Laut Bundesverfassungsgericht würde es allerdings dem Ausnahmecharakter eines solchen Leistungsanspruchs nicht gerecht, wenn man diesen in großzügiger Auslegung der Verfassung erweitern würde. Die notwendige Gefährdungslage liege erst in einer notstandsähnlichen Situation vor, in der ein erheblicher Zeitdruck für einen zur Lebenserhaltung bestehenden akuten Behandlungsbedarf typisch sei.
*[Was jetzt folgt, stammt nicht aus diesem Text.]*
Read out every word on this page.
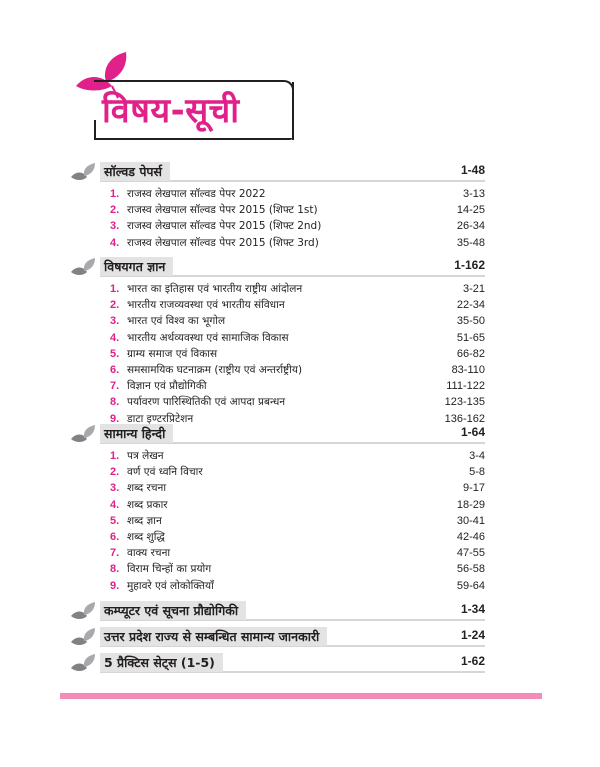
विषय-सूची
सॉल्वड पेपर्स	1-48
1. राजस्व लेखपाल सॉल्वड पेपर 2022	3-13
2. राजस्व लेखपाल सॉल्वड पेपर 2015 (शिफ्ट 1st)	14-25
3. राजस्व लेखपाल सॉल्वड पेपर 2015 (शिफ्ट 2nd)	26-34
4. राजस्व लेखपाल सॉल्वड पेपर 2015 (शिफ्ट 3rd)	35-48
विषयगत ज्ञान	1-162
1. भारत का इतिहास एवं भारतीय राष्ट्रीय आंदोलन	3-21
2. भारतीय राजव्यवस्था एवं भारतीय संविधान	22-34
3. भारत एवं विश्व का भूगोल	35-50
4. भारतीय अर्थव्यवस्था एवं सामाजिक विकास	51-65
5. ग्राम्य समाज एवं विकास	66-82
6. समसामयिक घटनाक्रम (राष्ट्रीय एवं अन्तर्राष्ट्रीय)	83-110
7. विज्ञान एवं प्रौद्योगिकी	111-122
8. पर्यावरण पारिस्थितिकी एवं आपदा प्रबन्धन	123-135
9. डाटा इण्टरप्रिटेशन	136-162
सामान्य हिन्दी	1-64
1. पत्र लेखन	3-4
2. वर्ण एवं ध्वनि विचार	5-8
3. शब्द रचना	9-17
4. शब्द प्रकार	18-29
5. शब्द ज्ञान	30-41
6. शब्द शुद्धि	42-46
7. वाक्य रचना	47-55
8. विराम चिन्हों का प्रयोग	56-58
9. मुहावरे एवं लोकोक्तियाँ	59-64
कम्प्यूटर एवं सूचना प्रौद्योगिकी	1-34
उत्तर प्रदेश राज्य से सम्बन्धित सामान्य जानकारी	1-24
5 प्रैक्टिस सेट्स (1-5)	1-62
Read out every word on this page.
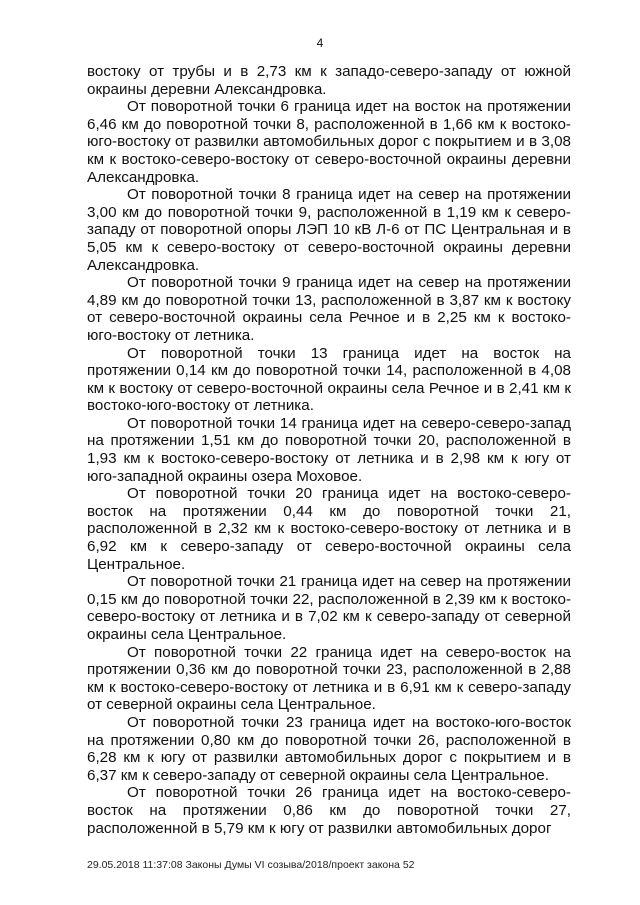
4

востоку от трубы и в 2,73 км к западо-северо-западу от южной окраины деревни Александровка.

От поворотной точки 6 граница идет на восток на протяжении 6,46 км до поворотной точки 8, расположенной в 1,66 км к востоко-юго-востоку от развилки автомобильных дорог с покрытием и в 3,08 км к востоко-северо-востоку от северо-восточной окраины деревни Александровка.

От поворотной точки 8 граница идет на север на протяжении 3,00 км до поворотной точки 9, расположенной в 1,19 км к северо-западу от поворотной опоры ЛЭП 10 кВ Л-6 от ПС Центральная и в 5,05 км к северо-востоку от северо-восточной окраины деревни Александровка.

От поворотной точки 9 граница идет на север на протяжении 4,89 км до поворотной точки 13, расположенной в 3,87 км к востоку от северо-восточной окраины села Речное и в 2,25 км к востоко-юго-востоку от летника.

От поворотной точки 13 граница идет на восток на протяжении 0,14 км до поворотной точки 14, расположенной в 4,08 км к востоку от северо-восточной окраины села Речное и в 2,41 км к востоко-юго-востоку от летника.

От поворотной точки 14 граница идет на северо-северо-запад на протяжении 1,51 км до поворотной точки 20, расположенной в 1,93 км к востоко-северо-востоку от летника и в 2,98 км к югу от юго-западной окраины озера Моховое.

От поворотной точки 20 граница идет на востоко-северо-восток на протяжении 0,44 км до поворотной точки 21, расположенной в 2,32 км к востоко-северо-востоку от летника и в 6,92 км к северо-западу от северо-восточной окраины села Центральное.

От поворотной точки 21 граница идет на север на протяжении 0,15 км до поворотной точки 22, расположенной в 2,39 км к востоко-северо-востоку от летника и в 7,02 км к северо-западу от северной окраины села Центральное.

От поворотной точки 22 граница идет на северо-восток на протяжении 0,36 км до поворотной точки 23, расположенной в 2,88 км к востоко-северо-востоку от летника и в 6,91 км к северо-западу от северной окраины села Центральное.

От поворотной точки 23 граница идет на востоко-юго-восток на протяжении 0,80 км до поворотной точки 26, расположенной в 6,28 км к югу от развилки автомобильных дорог с покрытием и в 6,37 км к северо-западу от северной окраины села Центральное.

От поворотной точки 26 граница идет на востоко-северо-восток на протяжении 0,86 км до поворотной точки 27, расположенной в 5,79 км к югу от развилки автомобильных дорог

29.05.2018 11:37:08 Законы Думы VI созыва/2018/проект закона 52
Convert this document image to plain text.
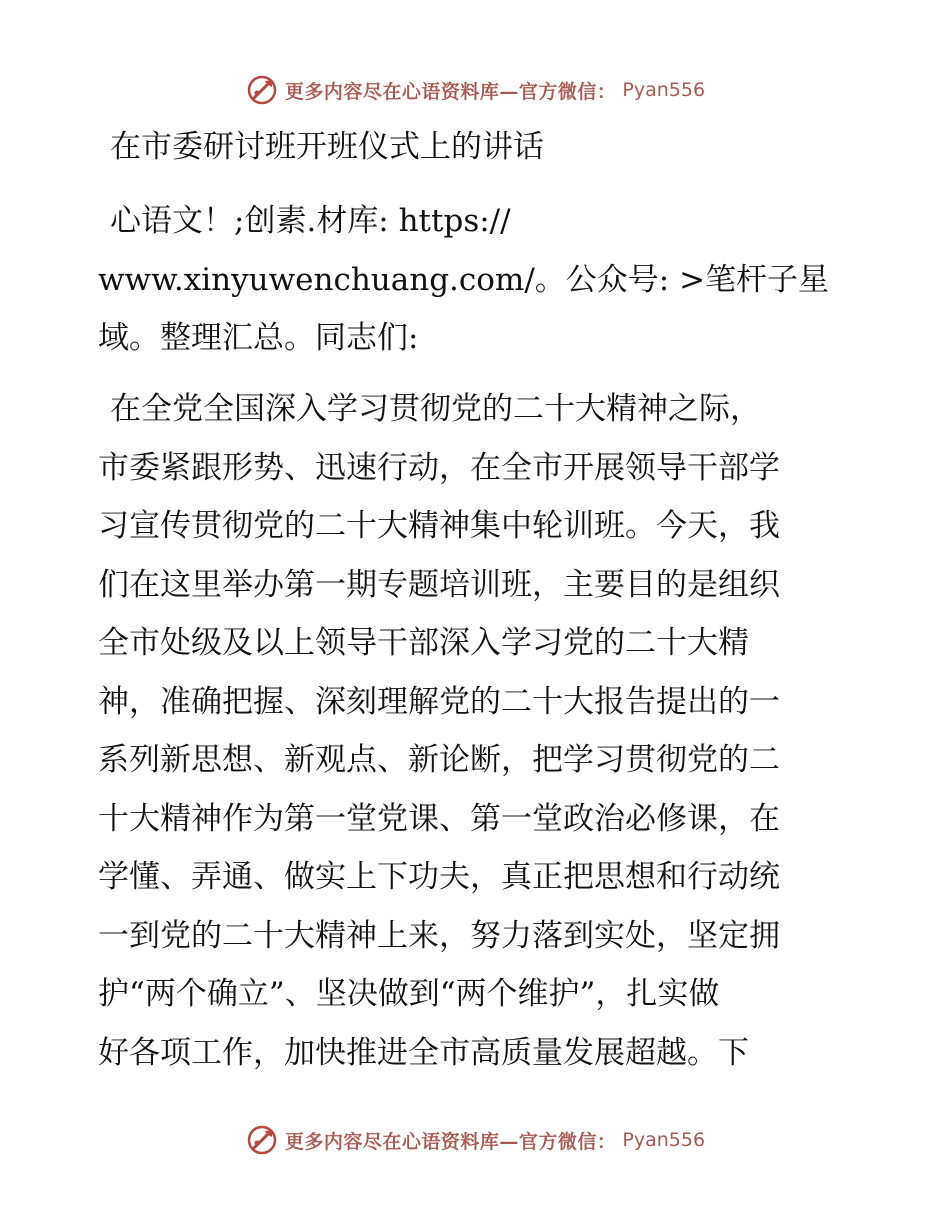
更多内容尽在心语资料库—官方微信： Pyan556
在市委研讨班开班仪式上的讲话
心语文！;创素.材库: https://
www.xinyuwenchuang.com/。公众号: >笔杆子星
域。整理汇总。同志们:
在全党全国深入学习贯彻党的二十大精神之际，
市委紧跟形势、迅速行动，在全市开展领导干部学
习宣传贯彻党的二十大精神集中轮训班。今天，我
们在这里举办第一期专题培训班，主要目的是组织
全市处级及以上领导干部深入学习党的二十大精
神，准确把握、深刻理解党的二十大报告提出的一
系列新思想、新观点、新论断，把学习贯彻党的二
十大精神作为第一堂党课、第一堂政治必修课，在
学懂、弄通、做实上下功夫，真正把思想和行动统
一到党的二十大精神上来，努力落到实处，坚定拥
护“两个确立”、坚决做到“两个维护”，扎实做
好各项工作，加快推进全市高质量发展超越。下
更多内容尽在心语资料库—官方微信： Pyan556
Anknüpfungspunkt eines derartigen verfassungsrechtlich gebotenen Anspruchs sei deswegen allein das Vorliegen einer durch nahe Lebensgefahr gekennzeichneten individuellen Notlage.
Eine Notstandsähnliche Lage hatte die Klägerin nicht dargetan (vgl. BVerfG , Beschluss vom 11.04.2017, Az. 1 BvR 452/17).